By launching this applied machine learning prototype (AMP) on CML, the following steps will be taken to recreate the project in your workspace:

  1. A Python session is run to install all project dependencies and download and cache all HuggingFace models used throughout the application
  2. A Streamlit application is deployed to the project

Launching the Project on CML

This AMP was developed against Python 3.9. There are two ways to launch the project on CML:

  1. From Prototype Catalog - Navigate to the AMPs tab on a CML workspace, select the "Exploring Intelligent Writing Assistance" tile, click "Launch as Project", click "Configure Project"
  2. As an AMP - In a CML workspace, click "New Project", add a Project Name, select "AMPs" as the Initial Setup option, copy in this repo URL, click "Create Project", click "Configure Project"

Running the Project Outside of CML

The code and application within were developed against Python 3.9, and are likely also to function with more recent versions of Python.

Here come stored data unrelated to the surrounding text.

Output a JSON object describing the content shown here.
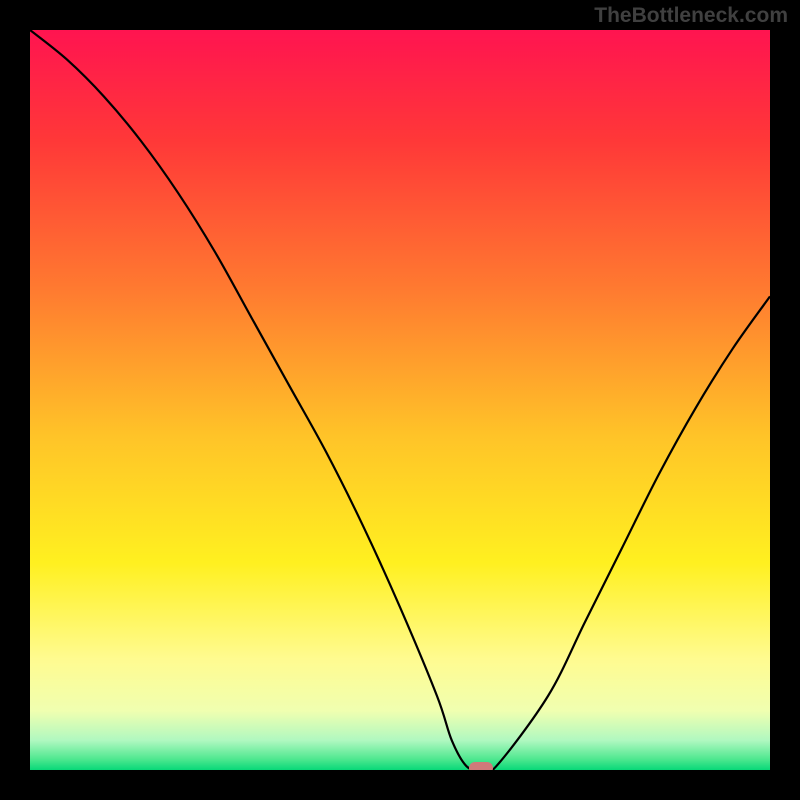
{
  "watermark": "TheBottleneck.com",
  "chart_data": {
    "type": "line",
    "title": "",
    "xlabel": "",
    "ylabel": "",
    "xlim": [
      0,
      100
    ],
    "ylim": [
      0,
      100
    ],
    "x": [
      0,
      5,
      10,
      15,
      20,
      25,
      30,
      35,
      40,
      45,
      50,
      55,
      57,
      59,
      61,
      63,
      70,
      75,
      80,
      85,
      90,
      95,
      100
    ],
    "values": [
      100,
      96,
      91,
      85,
      78,
      70,
      61,
      52,
      43,
      33,
      22,
      10,
      4,
      0.5,
      0,
      0.5,
      10,
      20,
      30,
      40,
      49,
      57,
      64
    ],
    "marker": {
      "x": 61,
      "y": 0
    },
    "gradient_stops": [
      {
        "pos": 0.0,
        "color": "#ff1450"
      },
      {
        "pos": 0.15,
        "color": "#ff3838"
      },
      {
        "pos": 0.35,
        "color": "#ff7a30"
      },
      {
        "pos": 0.55,
        "color": "#ffc428"
      },
      {
        "pos": 0.72,
        "color": "#fff020"
      },
      {
        "pos": 0.85,
        "color": "#fffb90"
      },
      {
        "pos": 0.92,
        "color": "#f0ffb0"
      },
      {
        "pos": 0.96,
        "color": "#b0f8c0"
      },
      {
        "pos": 0.985,
        "color": "#50e890"
      },
      {
        "pos": 1.0,
        "color": "#08d878"
      }
    ]
  }
}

To setup the project, first create and activate a new virtual environment through your preferred means. Then pip install dependencies and download the required HuggingFace models:

python -m venv .venv
source .venv/bin/activate
pip3 install -r requirements.txt && python3 scripts/download_models.py

Finally, launch the Streamlit application:

streamlit run apps/app.py

Note: Since the app utilizes several large Transformer models, you'll need at least 2vCPU / 4GB RAM.

Tests

A handful of tests are included that can be used to validate the basic initialiation and functionality of the custom classes found in the src/ directory. These tests should be run before merging any changes to the repo by running the pytest command from the project root directory.